The simplest solution of all is seems to be to just to buy plastic end caps/edge protectors, which are available from some online tool vendors:
But these have a few problems. The available sizes won't fit all chisel widths you might eventually collect (both Imperial and metric), and while you can always go up a size in theory as vintage chisels are often thicker than modern ones getting a good fit may still prove impossible.
So making your own is going to work out a better solution for a lot of woodworkers, especially those building a collection of vintage chisels. And taking the DIY approach allows you to make matching protectors for gouges of any sweep and potentially any other edge tools you want to protect as well.
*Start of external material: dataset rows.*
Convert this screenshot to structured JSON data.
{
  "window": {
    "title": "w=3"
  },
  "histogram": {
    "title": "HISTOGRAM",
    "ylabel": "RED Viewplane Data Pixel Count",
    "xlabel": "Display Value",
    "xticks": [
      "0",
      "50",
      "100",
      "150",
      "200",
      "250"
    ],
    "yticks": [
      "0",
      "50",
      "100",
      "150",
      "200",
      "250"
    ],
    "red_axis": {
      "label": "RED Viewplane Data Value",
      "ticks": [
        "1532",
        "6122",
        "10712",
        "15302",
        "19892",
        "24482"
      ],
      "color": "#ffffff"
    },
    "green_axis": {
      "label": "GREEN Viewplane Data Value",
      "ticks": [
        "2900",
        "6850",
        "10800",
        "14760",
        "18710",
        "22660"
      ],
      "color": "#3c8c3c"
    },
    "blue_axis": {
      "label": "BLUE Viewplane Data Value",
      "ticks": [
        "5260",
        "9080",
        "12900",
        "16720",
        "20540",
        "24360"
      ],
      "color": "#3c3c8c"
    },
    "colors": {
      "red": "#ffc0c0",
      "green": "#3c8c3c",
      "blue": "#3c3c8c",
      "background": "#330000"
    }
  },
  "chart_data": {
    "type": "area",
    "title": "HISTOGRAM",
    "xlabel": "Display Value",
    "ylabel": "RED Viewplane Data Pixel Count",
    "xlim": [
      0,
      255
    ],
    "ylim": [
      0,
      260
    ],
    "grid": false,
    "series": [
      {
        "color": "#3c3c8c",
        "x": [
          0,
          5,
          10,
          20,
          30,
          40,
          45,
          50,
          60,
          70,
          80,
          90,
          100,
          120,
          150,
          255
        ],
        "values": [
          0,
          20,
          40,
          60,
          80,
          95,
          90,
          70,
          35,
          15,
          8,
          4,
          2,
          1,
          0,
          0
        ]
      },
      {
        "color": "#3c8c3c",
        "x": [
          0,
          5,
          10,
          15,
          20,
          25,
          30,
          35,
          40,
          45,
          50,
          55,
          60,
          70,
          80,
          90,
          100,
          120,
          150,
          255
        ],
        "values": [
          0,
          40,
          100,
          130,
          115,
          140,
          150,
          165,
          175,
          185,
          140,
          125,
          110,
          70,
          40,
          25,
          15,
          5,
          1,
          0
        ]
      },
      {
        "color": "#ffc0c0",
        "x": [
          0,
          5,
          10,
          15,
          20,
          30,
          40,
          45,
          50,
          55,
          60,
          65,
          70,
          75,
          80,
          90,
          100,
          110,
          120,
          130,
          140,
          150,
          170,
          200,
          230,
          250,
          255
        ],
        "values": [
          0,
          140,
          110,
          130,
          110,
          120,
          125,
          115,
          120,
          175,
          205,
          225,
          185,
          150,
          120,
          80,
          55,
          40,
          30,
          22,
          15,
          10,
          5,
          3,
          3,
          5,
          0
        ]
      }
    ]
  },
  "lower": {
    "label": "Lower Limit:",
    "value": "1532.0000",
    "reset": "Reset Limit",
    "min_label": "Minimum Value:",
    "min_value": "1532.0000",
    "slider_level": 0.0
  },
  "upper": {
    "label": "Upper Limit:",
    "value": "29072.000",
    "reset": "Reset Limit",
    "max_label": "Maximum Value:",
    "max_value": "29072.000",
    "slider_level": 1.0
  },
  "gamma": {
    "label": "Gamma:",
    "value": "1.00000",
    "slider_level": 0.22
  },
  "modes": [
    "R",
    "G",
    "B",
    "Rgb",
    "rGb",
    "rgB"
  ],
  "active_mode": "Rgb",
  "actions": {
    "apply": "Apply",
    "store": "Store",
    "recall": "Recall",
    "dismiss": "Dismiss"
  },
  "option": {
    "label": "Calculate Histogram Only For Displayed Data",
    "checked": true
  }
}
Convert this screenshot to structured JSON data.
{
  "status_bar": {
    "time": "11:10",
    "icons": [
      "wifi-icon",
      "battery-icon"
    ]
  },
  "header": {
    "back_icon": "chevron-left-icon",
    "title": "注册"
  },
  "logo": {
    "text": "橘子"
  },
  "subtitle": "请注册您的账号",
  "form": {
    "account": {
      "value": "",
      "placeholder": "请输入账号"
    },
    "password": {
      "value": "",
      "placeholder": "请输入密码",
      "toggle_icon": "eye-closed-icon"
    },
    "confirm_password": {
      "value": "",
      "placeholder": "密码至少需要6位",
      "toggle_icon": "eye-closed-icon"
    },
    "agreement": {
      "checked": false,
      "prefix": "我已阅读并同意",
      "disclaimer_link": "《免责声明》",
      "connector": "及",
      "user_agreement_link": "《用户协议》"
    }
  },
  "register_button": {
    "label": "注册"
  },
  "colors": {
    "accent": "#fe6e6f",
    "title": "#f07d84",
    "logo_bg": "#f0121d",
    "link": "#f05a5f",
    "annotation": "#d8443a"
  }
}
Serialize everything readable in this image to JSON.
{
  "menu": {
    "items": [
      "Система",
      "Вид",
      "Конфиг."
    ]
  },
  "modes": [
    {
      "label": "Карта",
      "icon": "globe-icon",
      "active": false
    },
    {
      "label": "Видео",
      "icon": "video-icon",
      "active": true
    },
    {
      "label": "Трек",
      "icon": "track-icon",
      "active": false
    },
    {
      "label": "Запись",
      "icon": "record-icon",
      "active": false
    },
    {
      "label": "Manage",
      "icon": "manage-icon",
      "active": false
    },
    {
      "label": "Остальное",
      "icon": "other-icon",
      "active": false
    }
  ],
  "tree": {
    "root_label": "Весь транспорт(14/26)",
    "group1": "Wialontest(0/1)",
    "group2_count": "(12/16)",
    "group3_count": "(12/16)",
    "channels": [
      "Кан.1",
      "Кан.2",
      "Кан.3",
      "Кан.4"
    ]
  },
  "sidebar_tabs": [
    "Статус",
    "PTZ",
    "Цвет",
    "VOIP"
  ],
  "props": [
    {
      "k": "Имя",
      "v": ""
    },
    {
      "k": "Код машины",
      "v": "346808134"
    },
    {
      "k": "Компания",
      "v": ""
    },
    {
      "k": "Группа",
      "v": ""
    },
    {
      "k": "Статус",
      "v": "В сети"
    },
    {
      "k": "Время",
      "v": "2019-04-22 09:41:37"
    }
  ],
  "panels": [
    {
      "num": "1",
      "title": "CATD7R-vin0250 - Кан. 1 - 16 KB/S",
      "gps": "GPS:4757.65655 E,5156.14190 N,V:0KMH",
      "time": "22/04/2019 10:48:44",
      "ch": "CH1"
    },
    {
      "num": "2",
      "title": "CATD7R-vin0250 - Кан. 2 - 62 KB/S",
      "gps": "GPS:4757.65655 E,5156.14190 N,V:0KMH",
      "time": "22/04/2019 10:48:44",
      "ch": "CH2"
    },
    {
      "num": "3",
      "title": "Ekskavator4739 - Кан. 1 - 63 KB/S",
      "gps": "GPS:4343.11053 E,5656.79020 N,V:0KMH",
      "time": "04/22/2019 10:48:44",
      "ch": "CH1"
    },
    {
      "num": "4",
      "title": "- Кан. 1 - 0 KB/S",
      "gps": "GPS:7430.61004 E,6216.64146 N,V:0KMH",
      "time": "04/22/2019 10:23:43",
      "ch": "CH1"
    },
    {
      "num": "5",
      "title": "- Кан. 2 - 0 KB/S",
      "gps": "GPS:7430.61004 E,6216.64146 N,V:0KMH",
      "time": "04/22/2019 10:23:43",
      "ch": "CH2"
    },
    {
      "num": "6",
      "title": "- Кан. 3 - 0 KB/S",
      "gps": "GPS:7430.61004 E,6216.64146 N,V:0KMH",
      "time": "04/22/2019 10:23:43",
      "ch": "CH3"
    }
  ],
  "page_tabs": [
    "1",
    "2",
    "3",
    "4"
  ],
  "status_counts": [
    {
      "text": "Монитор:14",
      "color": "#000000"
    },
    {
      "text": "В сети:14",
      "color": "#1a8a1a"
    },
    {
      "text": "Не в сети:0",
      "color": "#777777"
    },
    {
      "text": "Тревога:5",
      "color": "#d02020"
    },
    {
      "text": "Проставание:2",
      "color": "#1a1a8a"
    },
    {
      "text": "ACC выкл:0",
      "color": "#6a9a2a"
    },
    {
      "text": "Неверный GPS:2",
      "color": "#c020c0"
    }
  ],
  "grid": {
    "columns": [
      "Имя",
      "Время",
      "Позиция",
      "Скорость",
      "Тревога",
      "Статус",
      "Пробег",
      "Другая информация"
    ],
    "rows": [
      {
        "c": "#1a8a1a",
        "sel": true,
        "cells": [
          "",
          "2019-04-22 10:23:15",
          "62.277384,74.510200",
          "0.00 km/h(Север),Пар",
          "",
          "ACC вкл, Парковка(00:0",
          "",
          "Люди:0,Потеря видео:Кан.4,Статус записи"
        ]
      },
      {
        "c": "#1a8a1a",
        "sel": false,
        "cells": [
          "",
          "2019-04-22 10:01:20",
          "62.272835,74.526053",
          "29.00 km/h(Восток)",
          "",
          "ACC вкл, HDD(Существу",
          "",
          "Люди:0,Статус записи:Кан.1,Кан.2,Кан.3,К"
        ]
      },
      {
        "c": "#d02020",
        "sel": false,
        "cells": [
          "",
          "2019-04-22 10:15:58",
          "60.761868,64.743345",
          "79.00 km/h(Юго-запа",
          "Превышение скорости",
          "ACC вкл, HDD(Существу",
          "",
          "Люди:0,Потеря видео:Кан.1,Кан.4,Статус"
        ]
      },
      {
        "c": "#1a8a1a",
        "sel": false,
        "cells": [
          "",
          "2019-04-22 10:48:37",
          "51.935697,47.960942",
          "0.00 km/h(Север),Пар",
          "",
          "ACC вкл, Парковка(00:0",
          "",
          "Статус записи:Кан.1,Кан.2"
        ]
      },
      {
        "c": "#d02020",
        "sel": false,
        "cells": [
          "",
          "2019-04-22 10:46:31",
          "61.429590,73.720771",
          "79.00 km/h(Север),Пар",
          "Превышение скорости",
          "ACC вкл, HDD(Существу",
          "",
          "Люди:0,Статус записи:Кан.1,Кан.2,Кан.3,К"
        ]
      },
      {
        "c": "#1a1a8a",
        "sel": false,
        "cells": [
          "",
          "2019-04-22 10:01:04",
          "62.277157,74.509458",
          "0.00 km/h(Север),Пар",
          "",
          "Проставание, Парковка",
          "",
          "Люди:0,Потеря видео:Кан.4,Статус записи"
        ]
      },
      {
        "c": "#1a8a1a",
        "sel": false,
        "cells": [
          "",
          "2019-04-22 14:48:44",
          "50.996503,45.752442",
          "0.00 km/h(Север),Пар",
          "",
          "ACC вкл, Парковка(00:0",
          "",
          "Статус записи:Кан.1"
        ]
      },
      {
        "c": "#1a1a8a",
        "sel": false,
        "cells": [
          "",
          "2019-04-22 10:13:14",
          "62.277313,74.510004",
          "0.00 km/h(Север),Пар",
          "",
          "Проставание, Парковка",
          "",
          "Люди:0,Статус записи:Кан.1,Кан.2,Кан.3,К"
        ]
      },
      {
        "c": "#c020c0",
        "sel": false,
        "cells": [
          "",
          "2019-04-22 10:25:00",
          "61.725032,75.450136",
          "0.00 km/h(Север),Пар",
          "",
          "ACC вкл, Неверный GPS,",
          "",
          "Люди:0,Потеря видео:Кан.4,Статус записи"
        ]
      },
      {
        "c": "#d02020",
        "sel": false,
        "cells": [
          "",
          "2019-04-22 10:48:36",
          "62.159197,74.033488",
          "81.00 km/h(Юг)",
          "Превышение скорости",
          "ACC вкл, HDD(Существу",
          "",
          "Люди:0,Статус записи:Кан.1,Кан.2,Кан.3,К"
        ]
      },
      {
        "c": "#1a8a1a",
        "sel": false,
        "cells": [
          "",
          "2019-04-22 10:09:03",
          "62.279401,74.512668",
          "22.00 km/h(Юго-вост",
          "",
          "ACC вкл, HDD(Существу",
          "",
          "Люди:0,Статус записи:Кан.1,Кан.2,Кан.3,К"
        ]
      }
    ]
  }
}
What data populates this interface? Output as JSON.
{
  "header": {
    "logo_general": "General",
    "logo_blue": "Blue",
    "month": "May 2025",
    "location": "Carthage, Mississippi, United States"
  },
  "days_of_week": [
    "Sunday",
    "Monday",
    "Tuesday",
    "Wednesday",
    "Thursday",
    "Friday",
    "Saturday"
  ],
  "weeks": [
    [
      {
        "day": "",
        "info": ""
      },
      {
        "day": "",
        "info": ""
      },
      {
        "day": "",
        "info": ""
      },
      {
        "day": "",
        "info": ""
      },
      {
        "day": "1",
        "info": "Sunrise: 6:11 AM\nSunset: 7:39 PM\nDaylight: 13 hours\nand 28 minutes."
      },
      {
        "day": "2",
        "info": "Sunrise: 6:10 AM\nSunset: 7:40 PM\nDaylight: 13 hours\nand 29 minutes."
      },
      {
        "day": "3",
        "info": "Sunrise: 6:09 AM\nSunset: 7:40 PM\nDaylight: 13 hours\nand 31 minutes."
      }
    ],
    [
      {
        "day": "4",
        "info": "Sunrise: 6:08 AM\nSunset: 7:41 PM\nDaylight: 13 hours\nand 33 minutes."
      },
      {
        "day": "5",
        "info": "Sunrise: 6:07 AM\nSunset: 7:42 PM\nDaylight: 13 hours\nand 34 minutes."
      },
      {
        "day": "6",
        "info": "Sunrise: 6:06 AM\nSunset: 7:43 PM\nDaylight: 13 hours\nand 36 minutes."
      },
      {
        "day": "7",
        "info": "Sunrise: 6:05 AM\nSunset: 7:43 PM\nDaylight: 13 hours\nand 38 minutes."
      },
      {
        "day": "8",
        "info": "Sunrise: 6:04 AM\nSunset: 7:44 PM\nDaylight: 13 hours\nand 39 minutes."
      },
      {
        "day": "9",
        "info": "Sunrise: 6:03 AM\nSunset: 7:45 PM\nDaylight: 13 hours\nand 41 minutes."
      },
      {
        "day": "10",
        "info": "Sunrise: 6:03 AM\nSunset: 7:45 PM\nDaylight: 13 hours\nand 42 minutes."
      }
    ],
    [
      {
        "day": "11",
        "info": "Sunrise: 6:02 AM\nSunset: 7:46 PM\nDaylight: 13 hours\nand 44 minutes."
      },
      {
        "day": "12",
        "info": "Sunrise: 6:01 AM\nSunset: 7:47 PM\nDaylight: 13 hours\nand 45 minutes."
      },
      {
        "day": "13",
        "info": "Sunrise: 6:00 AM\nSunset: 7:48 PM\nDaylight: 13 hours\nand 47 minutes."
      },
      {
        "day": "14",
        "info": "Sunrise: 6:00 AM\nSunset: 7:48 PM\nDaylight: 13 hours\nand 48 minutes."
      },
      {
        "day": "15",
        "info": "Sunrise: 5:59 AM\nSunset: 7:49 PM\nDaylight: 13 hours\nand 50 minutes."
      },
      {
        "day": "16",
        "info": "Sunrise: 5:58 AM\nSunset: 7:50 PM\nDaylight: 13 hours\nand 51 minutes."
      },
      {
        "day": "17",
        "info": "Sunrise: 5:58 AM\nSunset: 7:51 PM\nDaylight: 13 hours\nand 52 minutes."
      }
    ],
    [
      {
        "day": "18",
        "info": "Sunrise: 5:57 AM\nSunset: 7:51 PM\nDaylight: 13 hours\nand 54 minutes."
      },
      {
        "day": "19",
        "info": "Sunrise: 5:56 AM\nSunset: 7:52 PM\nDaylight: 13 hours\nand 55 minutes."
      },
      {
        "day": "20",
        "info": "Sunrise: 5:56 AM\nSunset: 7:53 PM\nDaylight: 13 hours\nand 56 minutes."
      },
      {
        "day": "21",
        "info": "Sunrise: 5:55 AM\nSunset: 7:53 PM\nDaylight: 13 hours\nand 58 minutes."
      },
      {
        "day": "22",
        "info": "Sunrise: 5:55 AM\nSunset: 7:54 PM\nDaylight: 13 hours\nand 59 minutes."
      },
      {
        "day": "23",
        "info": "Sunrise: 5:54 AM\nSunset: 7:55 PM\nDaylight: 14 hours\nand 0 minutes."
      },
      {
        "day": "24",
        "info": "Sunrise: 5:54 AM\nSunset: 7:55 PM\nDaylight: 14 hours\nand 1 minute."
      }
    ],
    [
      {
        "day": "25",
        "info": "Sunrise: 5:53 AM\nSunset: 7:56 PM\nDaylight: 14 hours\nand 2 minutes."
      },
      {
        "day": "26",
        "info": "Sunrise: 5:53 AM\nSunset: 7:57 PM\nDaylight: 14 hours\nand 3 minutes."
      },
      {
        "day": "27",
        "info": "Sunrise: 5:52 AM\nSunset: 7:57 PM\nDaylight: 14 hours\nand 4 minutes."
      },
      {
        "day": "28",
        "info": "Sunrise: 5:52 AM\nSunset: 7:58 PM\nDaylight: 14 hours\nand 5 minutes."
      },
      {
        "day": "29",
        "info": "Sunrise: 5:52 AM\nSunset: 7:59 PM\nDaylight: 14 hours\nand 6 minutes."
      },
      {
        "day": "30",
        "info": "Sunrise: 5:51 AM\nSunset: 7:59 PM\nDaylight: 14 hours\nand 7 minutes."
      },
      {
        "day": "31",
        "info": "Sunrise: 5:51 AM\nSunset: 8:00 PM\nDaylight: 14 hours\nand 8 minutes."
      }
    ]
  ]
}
The 'high-tech' solution is to use a dip product or a mouldable rubber or plastic. Dips include the Dip Seal mentioned by LeeG as well as the classic Plasti Dip beloved of toolheads*. Mouldable products include Sugru or the homemade equivalent and for something harder a thermo-forming plastic like Utile Plast, Mold-It or ThermoMorph.
A low-tech solution is one of the oldest, and that is a leather cap. These are still fairly common today on some very large chisels like slicks and used by some woodworkers for their smaller chisels too. You can buy them from a few sources but some are homemade.
I go even lower-tech than this and make simple tight-fitting cardboard sleeves. They work out a bit cheaper too since the cardboard is free, harvested from packaging such as blister packs or small boxes, scored and folded to fit and glued together with PVA glue. The results aren't pretty but they get the job done:
If aesthetics matter to you you can pick the cardboard with more care, or paint it after the glue has dried :-)
*See a hybrid method using Plasti Dip as the topcoat from Chris Schwarz here on Popular Woodworking. The older method he mentions in this piece he presented back in 2009 as Origami Chisel Protectors.